Mettre en doute les erreurs logicielles
Eliza Pertigkiozoglou
Ce fichier ne peut être ouvert, car il a été créé par une version antérieure du logiciel. Un message d’erreur s’affiche lorsque j’essaie d’ouvrir une maquette en 3D, après plusieurs heures de consultation de fichiers architecturaux numériques dans la salle d’étude du CCA. Ce message perturbe le flux d’absorption de la recherche archivistique, entraînant une prise de conscience déconcertante que le logiciel propriétaire est entré en scène en tant qu’autre participant à la gestion des archives d’architecture numériques.
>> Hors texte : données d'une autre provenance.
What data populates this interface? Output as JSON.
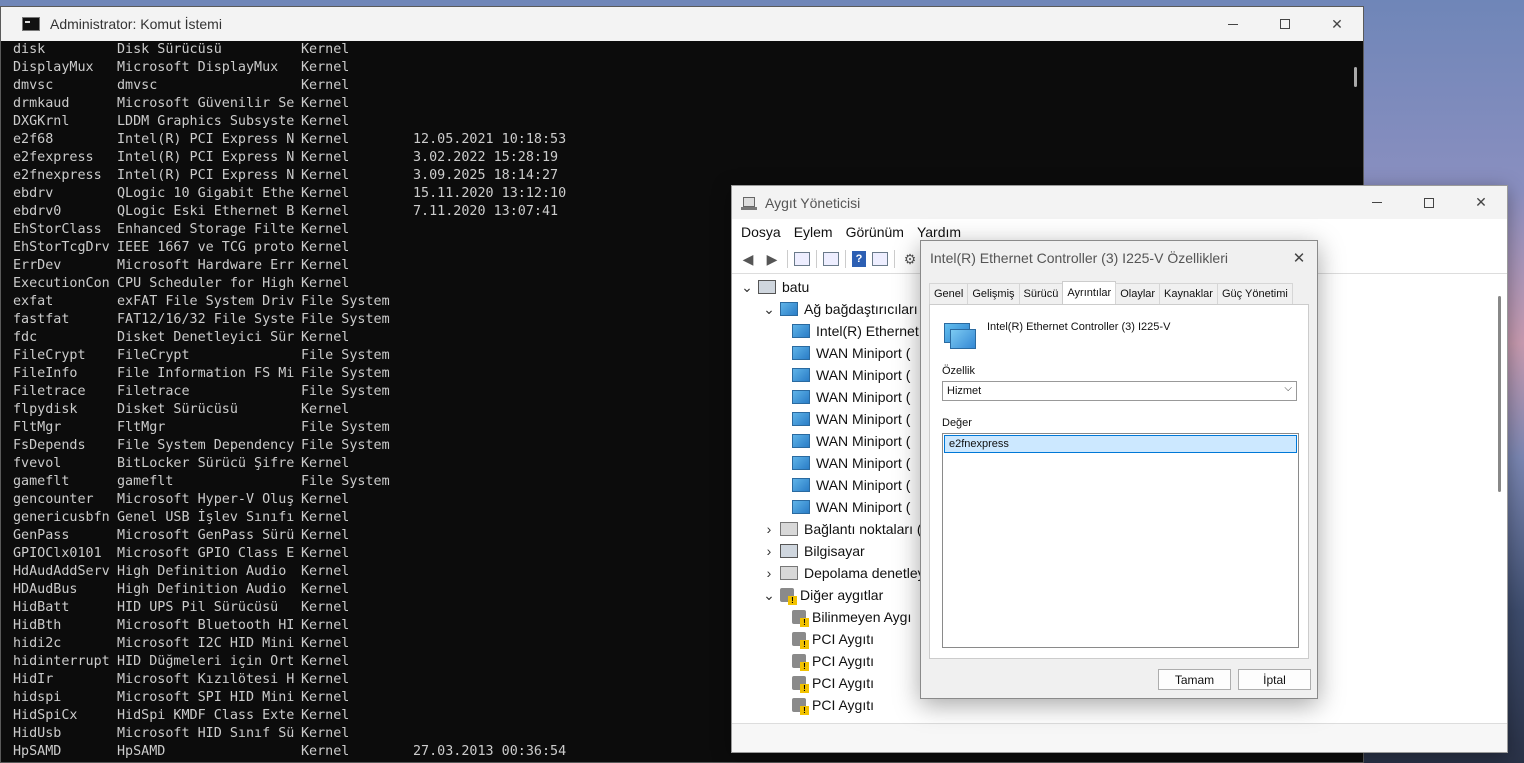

C’est la technologie de visualisation, et non les administrateurs, qui a limité l’accès à la maquette architecturale archivée – une commande exécutée par le message d’erreur. En tant que « fonctionnalité, et non pas anomalie », l’erreur indique comment la réglementation de la propriété intellectuelle par le marché libre a pénétré les archives numériques par l’intermédiaire de logiciels1. Contrats de licence, protocoles chiffrés, formats de fichiers protégés et mises à jour sécurisées assurent le monopole détenu par les fournisseurs sur la traduction des données codées du fichier en une forme utilisable. Ce faisant, les sociétés de génie logiciel gèrent l’accès au matériel archivé et, par conséquent, au savoir.
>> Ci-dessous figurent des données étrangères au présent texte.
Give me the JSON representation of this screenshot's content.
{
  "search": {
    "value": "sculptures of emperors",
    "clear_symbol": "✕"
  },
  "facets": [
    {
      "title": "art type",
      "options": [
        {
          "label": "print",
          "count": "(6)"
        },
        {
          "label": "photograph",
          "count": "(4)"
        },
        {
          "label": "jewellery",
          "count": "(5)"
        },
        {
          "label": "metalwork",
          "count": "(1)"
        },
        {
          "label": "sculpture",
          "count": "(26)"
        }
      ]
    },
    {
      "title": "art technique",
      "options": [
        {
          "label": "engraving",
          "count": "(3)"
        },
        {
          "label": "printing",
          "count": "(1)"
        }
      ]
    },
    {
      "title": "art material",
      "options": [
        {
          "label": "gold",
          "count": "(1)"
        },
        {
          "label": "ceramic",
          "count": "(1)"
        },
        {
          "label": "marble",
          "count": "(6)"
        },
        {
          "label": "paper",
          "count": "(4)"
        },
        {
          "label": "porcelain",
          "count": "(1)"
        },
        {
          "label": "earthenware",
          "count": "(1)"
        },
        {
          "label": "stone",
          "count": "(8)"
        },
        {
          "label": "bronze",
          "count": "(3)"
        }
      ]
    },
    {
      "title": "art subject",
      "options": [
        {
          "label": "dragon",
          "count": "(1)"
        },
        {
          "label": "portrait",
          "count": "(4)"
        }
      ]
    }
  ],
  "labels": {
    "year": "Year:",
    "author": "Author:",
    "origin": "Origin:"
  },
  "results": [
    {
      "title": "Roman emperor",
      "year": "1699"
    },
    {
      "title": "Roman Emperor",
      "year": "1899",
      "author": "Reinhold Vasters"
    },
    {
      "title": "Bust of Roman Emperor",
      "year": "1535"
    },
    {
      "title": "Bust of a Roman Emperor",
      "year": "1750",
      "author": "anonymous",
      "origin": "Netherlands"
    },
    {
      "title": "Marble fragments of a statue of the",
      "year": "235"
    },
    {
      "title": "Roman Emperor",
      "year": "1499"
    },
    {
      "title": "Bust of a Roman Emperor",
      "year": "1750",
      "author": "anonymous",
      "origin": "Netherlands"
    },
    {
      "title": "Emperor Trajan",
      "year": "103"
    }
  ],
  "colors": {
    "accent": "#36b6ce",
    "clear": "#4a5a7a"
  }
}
L’interférence du message d’erreur provoque une méfiance concernant la manière dont le programme informatique peut reconfigurer les attributions entre utilisateurs et connaissances au sein de l’archive. La perturbation de l’ordre archivistique causée par l’erreur présente en outre la possibilité d’une contre-archive, c’est-à-dire d’une réflexion sur la manière dont les données peuvent servir de preuve architecturale au-delà de celles régies par les systèmes logiciels commerciaux. Alors que la notification d’erreur clignote, que la traduction des codes s’interrompt et que le rendu de la maquette d’architecture sur l’écran échoue, les données codées du fichier persistent, invitant à d’autres interprétations. Les métadonnées concernant l’auteur du fichier et ses contributeurs, ses dates de création et de modification, son emplacement parmi d’autres fichiers dans des dossiers, et les informations décrivant les entités géométriques, les propriétés d’affichage et les structures de fichiers, peuvent ensemble dessiner une image beaucoup plus texturée de la production d’un projet d’architecture que les formes rendues du bâtiment. Bien que contingentes et incomplètes, ces données portent des traces de la manière dont les fichiers numériques, partagés entre les collaborateurs du projet, font partie de configurations de travail et de pratiques sociales et matérielles complexes. Ces entités informationnelles, censées rester cachées en raison de l’extraction automatique des informations par le logiciel, recèlent un énorme potentiel en tant que ressources pour les pratiques de contre-archivage; elles contiennent des inscriptions de participants à l’architecture autrement invisibles, d’échanges réduits au silence et d’environnements oubliés.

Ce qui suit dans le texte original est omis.